Finding them is difficult, and when it does happen great expertise is required to give them the appearance we all know so well. Few companies in the world are able to do all of this, fewer still can do so to perfection. Graff – a name which has become a legend in the field of diamonds – is one of them.
The company’s history is closely linked to that of its founder, Laurence Graff. Everything began when Graff, at the age of fifteen, became an apprentice in London’s jewellery quarter in Hatton Garden. Graff enjoyed the work and three years later set up his own business repairing Victorian jewellery.
Shortly afterwards he obtained thirty-three small diamonds from a trader at a good price, and had his first brilliant idea: instead of creating the same number of simple rings, he used them to create just one, of immense impact. From this experience he understood that the creation of extraordinary pieces was the road to follow.
Graff Diamonds was created in 1960 and a few years later its founder began travelling around the world to build up an increasingly important and international clientele.
Graff proved to be an excellent businessman as well as jeweller and in 1970, with the aim of strengthening the company’s international image, created a superb piece of advertising: a young model wore a million dollars’ worth of diamonds, and the photograph was seen all over the world.

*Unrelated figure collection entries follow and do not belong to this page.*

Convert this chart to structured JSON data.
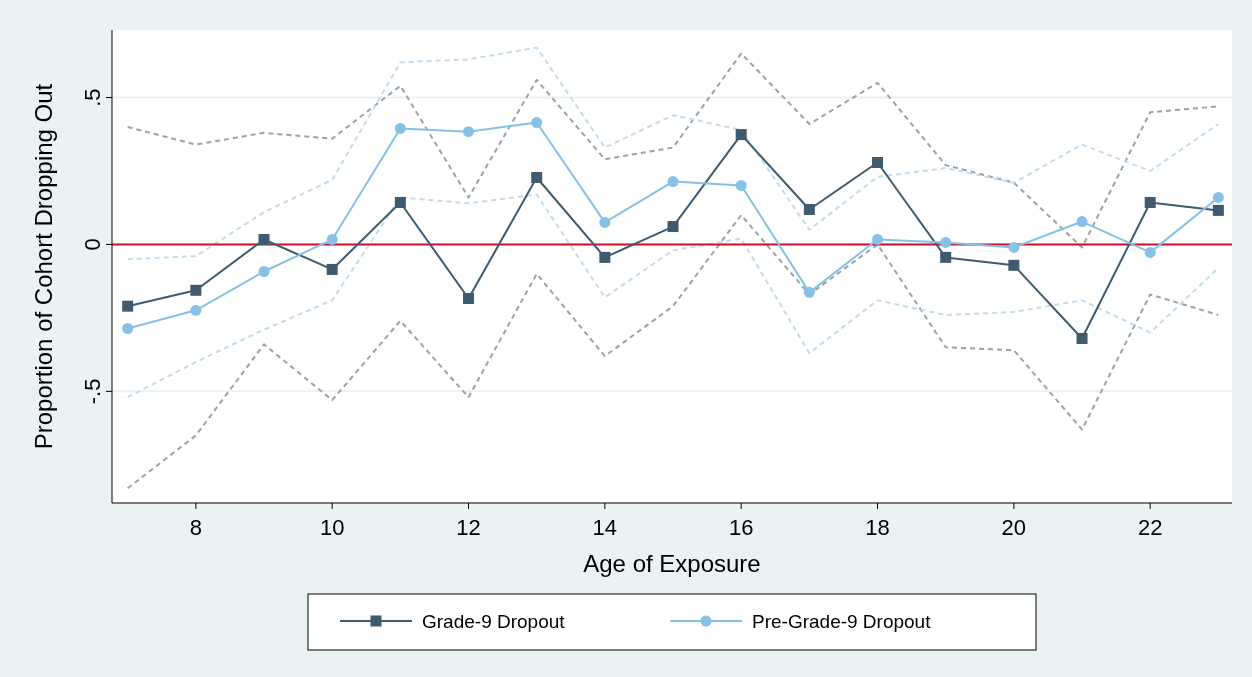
{
  "chart_data": {
    "type": "line",
    "xlabel": "Age of Exposure",
    "ylabel": "Proportion of Cohort Dropping Out",
    "x": [
      7,
      8,
      9,
      10,
      11,
      12,
      13,
      14,
      15,
      16,
      17,
      18,
      19,
      20,
      21,
      22,
      23
    ],
    "xlim": [
      6.77,
      23.2
    ],
    "xticks": [
      8,
      10,
      12,
      14,
      16,
      18,
      20,
      22
    ],
    "ylim": [
      -0.88,
      0.73
    ],
    "yticks": [
      {
        "value": -0.5,
        "label": "-.5"
      },
      0,
      {
        "value": 0.5,
        "label": ".5"
      }
    ],
    "grid": "y",
    "legend": "bottom",
    "ref_lines": [
      {
        "axis": "y",
        "value": 0,
        "color": "#c8102e"
      }
    ],
    "series": [
      {
        "color": "#9aa3aa",
        "line_style": "dashed",
        "values": [
          -0.83,
          -0.65,
          -0.34,
          -0.53,
          -0.26,
          -0.52,
          -0.1,
          -0.38,
          -0.21,
          0.1,
          -0.17,
          0.0,
          -0.35,
          -0.36,
          -0.63,
          -0.17,
          -0.24
        ]
      },
      {
        "color": "#9aa3aa",
        "line_style": "dashed",
        "values": [
          0.4,
          0.34,
          0.38,
          0.36,
          0.54,
          0.16,
          0.56,
          0.29,
          0.33,
          0.65,
          0.41,
          0.55,
          0.27,
          0.21,
          -0.01,
          0.45,
          0.47
        ]
      },
      {
        "color": "#c3dcec",
        "line_style": "dashed",
        "values": [
          -0.52,
          -0.4,
          -0.29,
          -0.19,
          0.16,
          0.14,
          0.17,
          -0.18,
          -0.02,
          0.02,
          -0.37,
          -0.19,
          -0.24,
          -0.23,
          -0.19,
          -0.3,
          -0.08
        ]
      },
      {
        "color": "#c3dcec",
        "line_style": "dashed",
        "values": [
          -0.05,
          -0.04,
          0.11,
          0.22,
          0.62,
          0.63,
          0.67,
          0.33,
          0.44,
          0.39,
          0.05,
          0.23,
          0.26,
          0.21,
          0.34,
          0.25,
          0.41
        ]
      },
      {
        "name": "Grade-9 Dropout",
        "color": "#3e5b6f",
        "marker": "square",
        "values": [
          -0.21,
          -0.156,
          0.017,
          -0.085,
          0.143,
          -0.184,
          0.228,
          -0.044,
          0.061,
          0.374,
          0.119,
          0.279,
          -0.044,
          -0.071,
          -0.32,
          0.143,
          0.116
        ]
      },
      {
        "name": "Pre-Grade-9 Dropout",
        "color": "#86c2e6",
        "marker": "circle",
        "values": [
          -0.286,
          -0.224,
          -0.092,
          0.017,
          0.395,
          0.384,
          0.415,
          0.075,
          0.214,
          0.201,
          -0.163,
          0.017,
          0.007,
          -0.01,
          0.078,
          -0.027,
          0.16
        ]
      }
    ]
  }
}
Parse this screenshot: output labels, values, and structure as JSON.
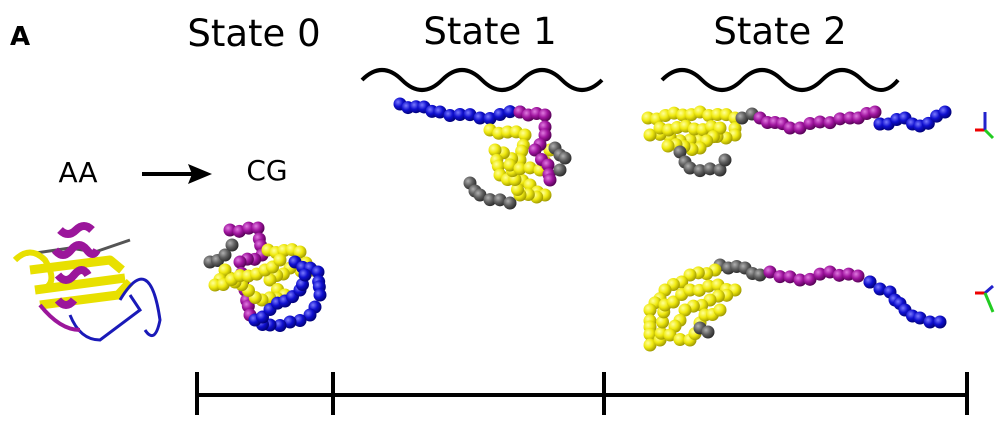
{
  "panel_label": "A",
  "states": [
    "State 0",
    "State 1",
    "State 2"
  ],
  "labels": {
    "source": "AA",
    "target": "CG"
  }
}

Beforehand, diamonds had always been associated with more mature women and in making this choice Graff was effectively conveying the idea that diamonds could be worn by a younger generation of women.
Nowadays Graff jewellery is distinctive for some of the world’s rarest precious gems, including extraordinary coloured diamonds, the most precious of all. It is believed that in the 21st century, more than 60% of large, rough diamonds have been purchased and then cut by this company. The latest? The legendary, 1,109-carat Lesedi La Rona, the second-largest diamond ever discovered.